Electricity shopping reforms? No.
And today, I’ll nominate a new member to this exclusive club of Watchdog Nation pet issues: a Texas privacy law that protects what you do online from the rest of the world. I want to tell you about that. It’s probably the one surefire way we could emulate California for the better.
‘I refuse to give up’
Quickly, on the first three. I’ve barked like a pit bull about the unfairness of the state property tax system, the out-of-control roofing industry and electricity companies whose middle name is Deception.
I refuse to give up.
I witnessed the randomness of the property tax system when, years ago, I performed my first online protest by home computer one Saturday night — and won. Lowered my taxes by pushing a few keystrokes. Come on! How ridiculous.
Suddenly, this year, the property tax system is topic one.
Why? Because the state’s top Republicans are tired of hearing complaints from every part of Texas about tax bills as big as Jerry Jones’ ego.
They might change up the system, but unless they increase the homestead exemption in some way, don’t count on your taxes dropping.
On roofing, The Watchdog began crying buckets about the unregulated industry after my roofer filed bankruptcy and went to prison for theft. Eyewitness accounts are always so illuminating.
This year, more lawmakers and lobbying groups appear for the first time to be in favor of taming this wild industry. We’ll watch closely.
Electricity companies are my favorite examples of what makes Texas the Lone Scam State. Unfortunately, the (Public) Utility Commission — I took away their ‘P’ because they don’t care about us — is not much help here. Shopping for electricity will continue to feel like a street mugging because lawmakers don’t seem to care about eliminating all the loopholes that powered up as they turned their heads away.
Copy California’s privacy law
Let’s talk California.
Last year, in a single week of hurrying to avoid lobbyists getting their claws into the bill, the California Legislature and Gov. Jerry Brown passed and signed into law the first-of-its-kind internet privacy law called the California Consumer Privacy Act.
The law, which takes effect a year from now, requires companies to turn over any data it has on you upon request — and you have the right to delete information.
The law also allows consumers to block the sale of their data to companies, and not pay any penalty such as a throttling of their internet speed or charging them more if they opt out.
The law will affect companies such as Facebook and Google, but also little companies that keep data on their customers.
Opponents, hoping to change the law, say that forcing companies to keep this data to share with consumers makes it less secure.
Another state, Vermont, became the first in the nation this month to regulate what data brokers can collect and sell. Nationally, the data broker industry is mostly unregulated.
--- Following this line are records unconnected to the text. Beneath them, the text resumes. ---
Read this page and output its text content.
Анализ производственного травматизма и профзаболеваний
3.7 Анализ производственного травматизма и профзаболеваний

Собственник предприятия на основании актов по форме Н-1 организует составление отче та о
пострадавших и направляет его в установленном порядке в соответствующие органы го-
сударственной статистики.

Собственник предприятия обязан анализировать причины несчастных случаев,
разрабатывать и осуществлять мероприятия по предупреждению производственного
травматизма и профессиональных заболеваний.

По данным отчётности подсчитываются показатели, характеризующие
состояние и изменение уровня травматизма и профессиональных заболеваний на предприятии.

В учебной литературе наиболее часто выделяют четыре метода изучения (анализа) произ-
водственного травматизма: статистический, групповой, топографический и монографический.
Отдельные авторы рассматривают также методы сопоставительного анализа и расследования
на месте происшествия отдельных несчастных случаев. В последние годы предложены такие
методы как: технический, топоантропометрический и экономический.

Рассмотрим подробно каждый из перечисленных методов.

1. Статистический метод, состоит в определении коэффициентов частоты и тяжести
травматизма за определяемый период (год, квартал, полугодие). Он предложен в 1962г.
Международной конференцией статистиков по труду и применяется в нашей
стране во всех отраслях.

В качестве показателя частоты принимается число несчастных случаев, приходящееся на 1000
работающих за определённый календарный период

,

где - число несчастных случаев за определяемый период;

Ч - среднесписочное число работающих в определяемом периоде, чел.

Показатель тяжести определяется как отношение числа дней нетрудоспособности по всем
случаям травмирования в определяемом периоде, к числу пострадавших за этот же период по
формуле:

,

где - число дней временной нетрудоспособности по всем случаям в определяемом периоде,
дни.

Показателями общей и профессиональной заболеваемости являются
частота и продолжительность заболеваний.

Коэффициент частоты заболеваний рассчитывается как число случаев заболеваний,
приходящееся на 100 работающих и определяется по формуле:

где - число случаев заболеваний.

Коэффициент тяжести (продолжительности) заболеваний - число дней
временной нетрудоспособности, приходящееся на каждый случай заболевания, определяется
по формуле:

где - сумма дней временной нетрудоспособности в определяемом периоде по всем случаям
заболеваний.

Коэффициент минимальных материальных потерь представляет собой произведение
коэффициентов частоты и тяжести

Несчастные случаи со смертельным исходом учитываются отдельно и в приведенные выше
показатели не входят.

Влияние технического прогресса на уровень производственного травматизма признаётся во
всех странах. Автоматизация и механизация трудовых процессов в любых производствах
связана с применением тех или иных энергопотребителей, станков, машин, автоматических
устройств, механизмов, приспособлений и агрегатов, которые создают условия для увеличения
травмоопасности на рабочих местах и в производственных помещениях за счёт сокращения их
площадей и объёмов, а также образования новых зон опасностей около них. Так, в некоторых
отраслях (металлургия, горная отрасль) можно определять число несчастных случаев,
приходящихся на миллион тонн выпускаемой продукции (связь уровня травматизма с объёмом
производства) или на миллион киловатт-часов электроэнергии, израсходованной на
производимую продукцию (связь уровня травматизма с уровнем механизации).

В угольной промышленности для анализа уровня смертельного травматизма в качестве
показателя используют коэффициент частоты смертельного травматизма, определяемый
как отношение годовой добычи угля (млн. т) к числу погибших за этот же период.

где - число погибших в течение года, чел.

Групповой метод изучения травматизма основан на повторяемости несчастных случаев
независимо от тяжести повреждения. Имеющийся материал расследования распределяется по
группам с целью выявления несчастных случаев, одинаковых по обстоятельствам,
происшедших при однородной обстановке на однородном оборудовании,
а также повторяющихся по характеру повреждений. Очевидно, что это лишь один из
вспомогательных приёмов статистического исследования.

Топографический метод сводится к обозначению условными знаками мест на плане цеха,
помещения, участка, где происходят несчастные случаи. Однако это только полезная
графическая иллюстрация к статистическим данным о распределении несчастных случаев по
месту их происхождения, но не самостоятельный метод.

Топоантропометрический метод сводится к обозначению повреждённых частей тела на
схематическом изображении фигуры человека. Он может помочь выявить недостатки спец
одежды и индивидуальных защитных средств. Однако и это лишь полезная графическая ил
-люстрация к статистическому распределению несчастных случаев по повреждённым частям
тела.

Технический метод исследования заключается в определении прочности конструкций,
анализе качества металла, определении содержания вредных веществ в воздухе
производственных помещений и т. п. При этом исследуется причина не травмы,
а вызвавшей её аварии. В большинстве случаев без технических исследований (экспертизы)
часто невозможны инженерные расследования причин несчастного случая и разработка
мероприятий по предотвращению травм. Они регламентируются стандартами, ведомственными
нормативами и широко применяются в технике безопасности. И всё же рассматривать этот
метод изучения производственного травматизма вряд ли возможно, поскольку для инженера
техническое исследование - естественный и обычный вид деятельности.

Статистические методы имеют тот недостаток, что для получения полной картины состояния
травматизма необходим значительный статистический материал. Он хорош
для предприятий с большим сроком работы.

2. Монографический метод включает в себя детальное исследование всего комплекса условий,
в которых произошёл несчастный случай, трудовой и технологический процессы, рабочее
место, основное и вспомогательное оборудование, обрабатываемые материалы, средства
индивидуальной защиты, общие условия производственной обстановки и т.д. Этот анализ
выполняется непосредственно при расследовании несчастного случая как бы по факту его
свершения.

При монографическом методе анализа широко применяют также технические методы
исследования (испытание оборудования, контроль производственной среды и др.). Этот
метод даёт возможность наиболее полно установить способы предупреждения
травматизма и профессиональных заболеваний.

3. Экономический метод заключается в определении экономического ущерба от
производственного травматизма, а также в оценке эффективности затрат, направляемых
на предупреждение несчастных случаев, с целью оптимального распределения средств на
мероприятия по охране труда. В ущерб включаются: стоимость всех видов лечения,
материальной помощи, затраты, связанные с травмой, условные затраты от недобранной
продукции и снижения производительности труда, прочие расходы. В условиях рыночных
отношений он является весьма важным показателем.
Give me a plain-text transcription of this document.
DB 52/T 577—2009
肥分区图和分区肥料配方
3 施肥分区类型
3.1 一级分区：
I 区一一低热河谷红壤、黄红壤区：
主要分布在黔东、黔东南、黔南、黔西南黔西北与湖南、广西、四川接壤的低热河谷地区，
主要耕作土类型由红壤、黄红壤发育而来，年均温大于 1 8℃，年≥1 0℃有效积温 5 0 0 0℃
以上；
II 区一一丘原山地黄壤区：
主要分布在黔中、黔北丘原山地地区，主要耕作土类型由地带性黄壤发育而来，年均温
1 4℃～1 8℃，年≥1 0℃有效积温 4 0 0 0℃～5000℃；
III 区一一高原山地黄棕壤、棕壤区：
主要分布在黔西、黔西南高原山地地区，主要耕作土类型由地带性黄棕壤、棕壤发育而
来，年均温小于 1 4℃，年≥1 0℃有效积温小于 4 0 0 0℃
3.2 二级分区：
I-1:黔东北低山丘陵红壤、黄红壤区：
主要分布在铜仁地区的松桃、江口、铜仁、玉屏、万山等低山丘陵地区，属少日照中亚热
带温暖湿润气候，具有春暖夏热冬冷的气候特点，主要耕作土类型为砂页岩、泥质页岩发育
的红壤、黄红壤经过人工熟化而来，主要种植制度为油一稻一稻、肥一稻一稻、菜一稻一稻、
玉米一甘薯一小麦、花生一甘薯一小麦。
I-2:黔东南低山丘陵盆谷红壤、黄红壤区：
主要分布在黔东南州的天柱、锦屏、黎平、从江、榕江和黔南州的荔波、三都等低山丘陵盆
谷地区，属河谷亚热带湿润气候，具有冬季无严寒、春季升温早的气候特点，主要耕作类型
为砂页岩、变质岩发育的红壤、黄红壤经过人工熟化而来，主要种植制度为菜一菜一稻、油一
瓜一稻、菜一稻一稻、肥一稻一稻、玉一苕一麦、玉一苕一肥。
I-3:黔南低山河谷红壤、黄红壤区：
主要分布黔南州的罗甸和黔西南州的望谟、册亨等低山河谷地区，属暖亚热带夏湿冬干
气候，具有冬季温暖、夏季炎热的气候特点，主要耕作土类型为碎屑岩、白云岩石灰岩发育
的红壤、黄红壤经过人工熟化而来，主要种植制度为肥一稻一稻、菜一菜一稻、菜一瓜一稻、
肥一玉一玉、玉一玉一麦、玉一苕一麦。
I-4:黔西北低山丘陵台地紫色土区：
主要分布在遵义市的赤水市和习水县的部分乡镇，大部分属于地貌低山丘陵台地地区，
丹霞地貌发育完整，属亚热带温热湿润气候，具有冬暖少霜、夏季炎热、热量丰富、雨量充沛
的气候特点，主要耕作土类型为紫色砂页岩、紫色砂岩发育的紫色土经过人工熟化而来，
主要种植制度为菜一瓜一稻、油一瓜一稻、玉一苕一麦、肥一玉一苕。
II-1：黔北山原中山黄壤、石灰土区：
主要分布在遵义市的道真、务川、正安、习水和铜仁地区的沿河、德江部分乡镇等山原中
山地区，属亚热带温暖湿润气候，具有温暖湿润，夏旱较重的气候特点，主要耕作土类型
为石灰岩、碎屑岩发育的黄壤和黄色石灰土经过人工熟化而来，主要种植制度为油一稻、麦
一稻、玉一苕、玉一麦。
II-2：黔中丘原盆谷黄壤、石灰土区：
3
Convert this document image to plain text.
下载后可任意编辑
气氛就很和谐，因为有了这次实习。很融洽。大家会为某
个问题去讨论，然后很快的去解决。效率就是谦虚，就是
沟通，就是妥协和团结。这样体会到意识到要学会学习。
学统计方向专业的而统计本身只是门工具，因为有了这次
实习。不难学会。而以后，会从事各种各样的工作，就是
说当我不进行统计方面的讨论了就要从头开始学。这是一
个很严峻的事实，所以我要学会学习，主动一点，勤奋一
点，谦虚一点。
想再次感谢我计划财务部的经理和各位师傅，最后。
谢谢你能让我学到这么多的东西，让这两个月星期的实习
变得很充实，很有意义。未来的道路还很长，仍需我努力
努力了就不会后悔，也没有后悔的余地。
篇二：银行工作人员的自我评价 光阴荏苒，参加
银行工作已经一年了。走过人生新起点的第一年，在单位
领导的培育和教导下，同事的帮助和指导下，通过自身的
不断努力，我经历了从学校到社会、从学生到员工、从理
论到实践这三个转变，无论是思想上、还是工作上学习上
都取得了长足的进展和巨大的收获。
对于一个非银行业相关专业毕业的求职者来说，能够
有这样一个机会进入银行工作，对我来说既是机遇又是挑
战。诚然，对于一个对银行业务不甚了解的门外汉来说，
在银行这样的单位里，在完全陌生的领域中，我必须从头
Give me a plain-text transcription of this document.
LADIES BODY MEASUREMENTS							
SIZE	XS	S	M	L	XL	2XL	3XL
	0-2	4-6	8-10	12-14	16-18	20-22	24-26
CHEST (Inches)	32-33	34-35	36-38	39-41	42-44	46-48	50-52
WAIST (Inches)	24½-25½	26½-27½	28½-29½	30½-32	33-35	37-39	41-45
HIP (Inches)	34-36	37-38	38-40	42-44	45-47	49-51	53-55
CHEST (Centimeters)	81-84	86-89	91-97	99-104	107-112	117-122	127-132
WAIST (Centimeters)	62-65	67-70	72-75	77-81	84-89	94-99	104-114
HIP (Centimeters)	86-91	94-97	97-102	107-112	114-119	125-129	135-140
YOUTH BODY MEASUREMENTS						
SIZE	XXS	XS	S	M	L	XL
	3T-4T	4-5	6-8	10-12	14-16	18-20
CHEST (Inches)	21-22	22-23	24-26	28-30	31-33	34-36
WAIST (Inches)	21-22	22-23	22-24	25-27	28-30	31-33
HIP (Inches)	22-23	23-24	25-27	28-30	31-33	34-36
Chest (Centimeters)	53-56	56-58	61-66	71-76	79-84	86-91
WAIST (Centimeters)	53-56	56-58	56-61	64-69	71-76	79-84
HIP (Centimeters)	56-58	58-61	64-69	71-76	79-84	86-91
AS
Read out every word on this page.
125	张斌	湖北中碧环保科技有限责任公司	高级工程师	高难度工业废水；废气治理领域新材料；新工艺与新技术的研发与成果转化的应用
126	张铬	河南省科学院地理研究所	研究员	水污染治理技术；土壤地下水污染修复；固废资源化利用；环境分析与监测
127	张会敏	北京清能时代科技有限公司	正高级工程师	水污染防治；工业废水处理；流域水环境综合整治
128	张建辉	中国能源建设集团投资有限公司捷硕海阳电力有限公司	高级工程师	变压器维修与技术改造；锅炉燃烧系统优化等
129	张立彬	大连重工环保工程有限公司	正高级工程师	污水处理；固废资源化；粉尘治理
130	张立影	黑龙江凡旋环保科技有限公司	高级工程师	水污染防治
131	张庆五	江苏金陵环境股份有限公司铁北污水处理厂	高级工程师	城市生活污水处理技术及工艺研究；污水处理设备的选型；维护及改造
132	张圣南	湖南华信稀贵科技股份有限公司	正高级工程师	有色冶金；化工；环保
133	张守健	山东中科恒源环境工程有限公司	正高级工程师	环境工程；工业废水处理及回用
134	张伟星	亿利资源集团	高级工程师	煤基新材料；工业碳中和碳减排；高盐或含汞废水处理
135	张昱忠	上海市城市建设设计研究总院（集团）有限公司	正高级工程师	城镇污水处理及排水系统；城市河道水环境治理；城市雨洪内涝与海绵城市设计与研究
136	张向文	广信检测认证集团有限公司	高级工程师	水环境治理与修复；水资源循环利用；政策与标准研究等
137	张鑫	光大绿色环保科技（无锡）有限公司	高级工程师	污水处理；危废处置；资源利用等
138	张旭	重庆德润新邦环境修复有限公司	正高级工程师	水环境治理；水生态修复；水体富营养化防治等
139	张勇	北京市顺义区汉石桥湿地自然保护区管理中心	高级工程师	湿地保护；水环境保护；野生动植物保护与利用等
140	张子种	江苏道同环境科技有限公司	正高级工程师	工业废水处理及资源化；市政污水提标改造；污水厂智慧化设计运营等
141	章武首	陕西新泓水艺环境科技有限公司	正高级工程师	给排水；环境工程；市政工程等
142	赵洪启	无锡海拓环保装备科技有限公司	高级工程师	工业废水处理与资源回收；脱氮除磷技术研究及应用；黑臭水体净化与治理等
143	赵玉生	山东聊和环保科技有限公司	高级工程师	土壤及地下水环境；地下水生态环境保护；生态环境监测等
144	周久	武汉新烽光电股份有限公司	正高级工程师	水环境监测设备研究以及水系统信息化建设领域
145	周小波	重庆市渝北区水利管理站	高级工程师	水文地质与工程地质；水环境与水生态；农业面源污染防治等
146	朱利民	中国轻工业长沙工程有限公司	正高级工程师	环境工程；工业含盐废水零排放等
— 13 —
California state Sen. Bill Dodd, a co-author of the California law, was quoted in The Wall Street Journal last year telling reporters, “My hope is that other states will follow, ensuring privacy and safeguarding personal information in a way the federal government has so far been unwilling to do.”
Alastair Mactaggart, a real estate developer who pushed California into passing the law, tells the story of how he once met a Google software engineer at a cocktail party who told him that if people understood what information Google knew about them, they’d be shocked.
If I could have one wish, I’d hope some Texas lawmaker will introduce a Texas Consumer Privacy bill. I dare any legislators to vote against it. (In California, it passed unanimously in both houses.)
What’s that? You say you’re not concerned about your privacy. Try this. Go to MyLife.com and type your full name and ZIP code. Then click on “See Reputation Score” and look for “See Background & Reputation Score.” Click on that, too.
Note what the website says about you. Especially notice how much of it is wrong.
Don’t keep clicking. Just have a taste of what high tech thinks it knows about you before making an escape.